Das Nest des Teufels (German Edition)
der Kreuzung bremste Jaan nicht ab, sondern fuhr geradeaus weiter.
«Wir kommen von der anderen Seite, über den kleinen Hügel da vorn. Der Weg hört bald auf.» Jaan wich aus, als uns ein Wagen entgegenkam, auf dessen Dach ein zwei Meter langes Schwimmkrokodil befestigt war.
Als der Weg endete, zog Jaan seine Kutte aus und ließ sie im Auto zurück. Obwohl mir heiß war, behielt ich die Jacke an, denn die Waffe ließ sich am leichtesten in der Brusttasche transportieren. «Was haben wir eigentlich vor? David wollte Gezolian doch für einen Mordversuch drankriegen. Braucht man da nicht die Polizei als Zeugen?»
«Zuerst will er Gezolian dazu bringen, zu sagen, dass er die Ermordung von Carlo und Rosa Dolfini in Auftrag gegeben hat und dass David unschuldig ist. Sonst kann er seine Flucht nie beenden.»
«Haben die Aufnahmen denn Beweiskraft?»
«Vor Gericht nicht, aber für unsere Chefs bei Europol sind sie wichtig. Ideal wäre es, wenn wir die finnische Polizei überhaupt nicht in die Sache hineinzuziehen brauchten. Ich geh voran, du schützt mich. Keine tödlichen Schüsse, schieß so, dass du die Kerle nur kampfunfähig machst.» Jaans Blick war entschlossen. Plötzlich strich seine Hand flüchtig über meine Wange.
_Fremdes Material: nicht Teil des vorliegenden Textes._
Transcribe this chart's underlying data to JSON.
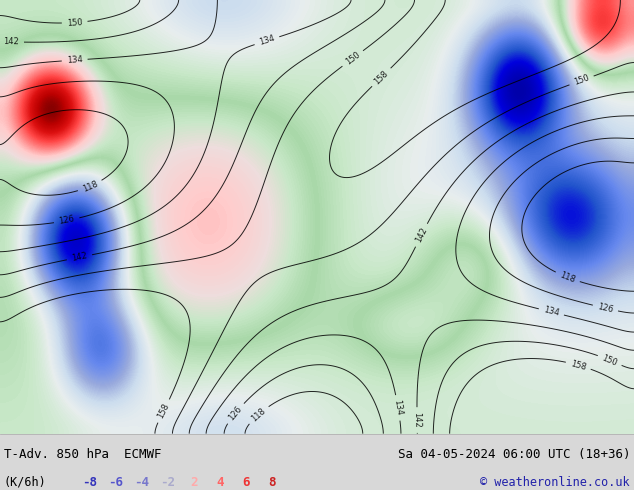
{
  "title_left": "T-Adv. 850 hPa  ECMWF",
  "title_right": "Sa 04-05-2024 06:00 UTC (18+36)",
  "unit_label": "(K/6h)",
  "copyright": "© weatheronline.co.uk",
  "colorbar_values": [
    "-8",
    "-6",
    "-4",
    "-2",
    "2",
    "4",
    "6",
    "8"
  ],
  "colorbar_text_colors": [
    "#3333bb",
    "#5555cc",
    "#7777cc",
    "#aaaacc",
    "#ffaaaa",
    "#ff6666",
    "#ee3333",
    "#cc2222"
  ],
  "background_color": "#d8d8d8",
  "map_bg": "#f0f0f0",
  "bottom_bar_color": "#d8d8d8",
  "figsize": [
    6.34,
    4.9
  ],
  "dpi": 100,
  "map_colors": [
    [
      0.0,
      "#0000aa"
    ],
    [
      0.08,
      "#0000dd"
    ],
    [
      0.15,
      "#2255cc"
    ],
    [
      0.25,
      "#6688ee"
    ],
    [
      0.32,
      "#99aadd"
    ],
    [
      0.38,
      "#ccddee"
    ],
    [
      0.43,
      "#e8eeee"
    ],
    [
      0.48,
      "#c8e8c8"
    ],
    [
      0.52,
      "#a8d8a8"
    ],
    [
      0.56,
      "#c8e8c8"
    ],
    [
      0.6,
      "#eedddd"
    ],
    [
      0.65,
      "#ffcccc"
    ],
    [
      0.72,
      "#ff8888"
    ],
    [
      0.8,
      "#ff4444"
    ],
    [
      0.88,
      "#dd1111"
    ],
    [
      0.95,
      "#bb0000"
    ],
    [
      1.0,
      "#880000"
    ]
  ]
}
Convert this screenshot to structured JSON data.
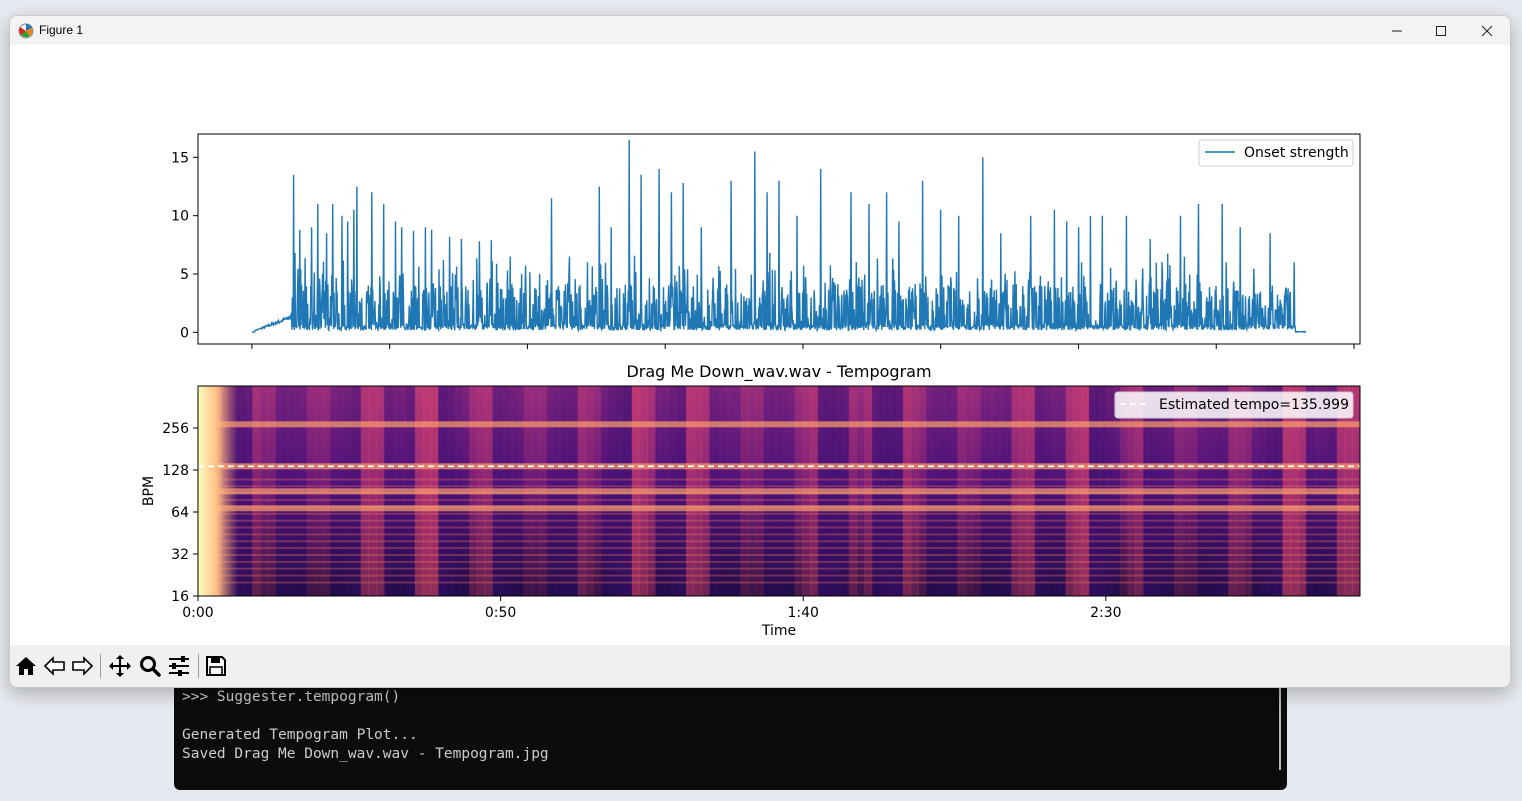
{
  "window": {
    "title": "Figure 1"
  },
  "terminal": {
    "lines": [
      ">>> Suggester.tempogram()",
      "",
      "Generated Tempogram Plot...",
      "Saved Drag Me Down_wav.wav - Tempogram.jpg"
    ]
  },
  "toolbar": {
    "tools": [
      "home-icon",
      "back-arrow-icon",
      "forward-arrow-icon",
      "pan-icon",
      "zoom-icon",
      "configure-subplots-icon",
      "save-icon"
    ]
  },
  "colors": {
    "series": "#1f77b4",
    "tempo_line": "#ffffff"
  },
  "chart_data": [
    {
      "type": "line",
      "title": "",
      "xlabel": "",
      "ylabel": "",
      "ylim": [
        -1,
        17
      ],
      "yticks": [
        0,
        5,
        10,
        15
      ],
      "yticklabels": [
        "0",
        "5",
        "10",
        "15"
      ],
      "xlim": [
        -9,
        185
      ],
      "xticks": [
        0,
        23,
        46,
        69,
        92,
        115,
        138,
        161,
        184
      ],
      "legend": {
        "entries": [
          "Onset strength"
        ],
        "placement": "upper right"
      },
      "grid": false,
      "series": [
        {
          "name": "Onset strength",
          "x_start": 0,
          "x_end": 176,
          "peaks_x": [
            7,
            7.2,
            8,
            10,
            11,
            12.5,
            13.5,
            15,
            16,
            17,
            17.5,
            20,
            22,
            24,
            25,
            27,
            29,
            30,
            33,
            35,
            38,
            40,
            45,
            48,
            50,
            53,
            56,
            58,
            60,
            63,
            65,
            68,
            70,
            72,
            75,
            80,
            84,
            86,
            88,
            91,
            95,
            100,
            103,
            106,
            108,
            112,
            115,
            118,
            122,
            125,
            130,
            134,
            136,
            138,
            140,
            142,
            146,
            150,
            155,
            158,
            162,
            165,
            170,
            174
          ],
          "peaks_y": [
            13.5,
            6.8,
            8.8,
            9.0,
            11.0,
            8.5,
            11.0,
            10.0,
            9.5,
            10.5,
            12.5,
            12.0,
            11.0,
            9.5,
            9.0,
            8.7,
            9.0,
            8.8,
            8.2,
            8.0,
            7.8,
            7.9,
            5.0,
            5.0,
            11.5,
            6.5,
            6.0,
            12.5,
            9.0,
            16.5,
            13.5,
            14.0,
            12.0,
            12.8,
            9.0,
            13.0,
            15.5,
            12.0,
            13.0,
            10.0,
            14.0,
            12.0,
            11.0,
            12.0,
            9.5,
            13.0,
            10.5,
            10.0,
            15.0,
            8.5,
            10.0,
            10.5,
            9.5,
            9.0,
            10.0,
            10.0,
            10.0,
            8.0,
            10.0,
            11.0,
            11.0,
            9.0,
            8.5,
            6.0
          ],
          "baseline": 0.6
        }
      ]
    },
    {
      "type": "heatmap",
      "title": "Drag Me Down_wav.wav - Tempogram",
      "xlabel": "Time",
      "ylabel": "BPM",
      "xlim": [
        0,
        192
      ],
      "xticklabels": [
        "0:00",
        "0:50",
        "1:40",
        "2:30"
      ],
      "xticks": [
        0,
        50,
        100,
        150
      ],
      "y_scale": "log2",
      "ylim": [
        16,
        512
      ],
      "yticks": [
        16,
        32,
        64,
        128,
        256
      ],
      "yticklabels": [
        "16",
        "32",
        "64",
        "128",
        "256"
      ],
      "colormap": "magma",
      "estimated_tempo": 135.999,
      "legend": {
        "entries": [
          "Estimated tempo=135.999"
        ],
        "placement": "upper right"
      },
      "bright_bands_bpm": [
        68,
        90,
        136,
        272
      ]
    }
  ]
}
«Ich liebe David auch, wie einen Bruder. Gehen wir!» Er schaltete den Ton des Empfängers leiser, damit er uns nicht vorzeitig verriet. Wir schlichen so geräuschlos durch den Wald, wie wir nur konnten.
Der Audi stand auf dem Pfad, der Lieferwagen war auf der Lichtung geparkt, in deren Mitte Paskewitsch stand, die Hände in die Hüften gestemmt. Er trug nur ein kurzärmliges Hemd und eine Baumwollhose und war, soweit ich erkennen konnte, unbewaffnet. Der Lieferwagen bebte, dann ging die rückwärtige Tür auf, und David wurde hinausgestoßen. Ich konnte nur mit Mühe einen Aufschrei unterdrücken, als ich sein blutiges Gesicht sah. Seine Nase war offenbar gebrochen, und sein linkes Auge schwoll zu.
«Auf die Knie!», brüllte Gezolian. David, der auf die Erde gesackt war, rappelte sich mühsam auf. Gezolian presste ihm den Lauf seiner Nagant an die Schläfe.
«Am Steinturm.» Davids Worte waren nur ein dumpfes Lallen. «Sie sind bei dem Steinturm oben auf dem Råberget versteckt. Ich kann ihn dir zeigen, er ist ganz in der Nähe, ein paar Kilometer von hier.»
«Ich kenne den Turm, er steht am höchsten Punkt des Gebiets. Lescha, bring ihn zurück in den Wagen und schließ ab! Du bleibst hier und hältst Wache», wandte sich Gezolian an Paskewitsch. «Und Stahl, wenn du wieder mal gelogen hast, bringe ich nicht nur dich um, sondern auch deinen Sohn. Ich werde ihn finden, verlass dich drauf!»
Lescha schleifte David zurück in den Lieferwagen und schloss die Tür ab, Paskewitsch setzte sich in einiger Entfernung auf einen Felsen und fing den Schlüssel auf, den Lescha ihm zuwarf. Lescha ließ den Audi an und fuhr mit Gezolian in Richtung Leititie davon. Von unserem Posten aus sahen wir den Wagen zum Sandstrand kurven.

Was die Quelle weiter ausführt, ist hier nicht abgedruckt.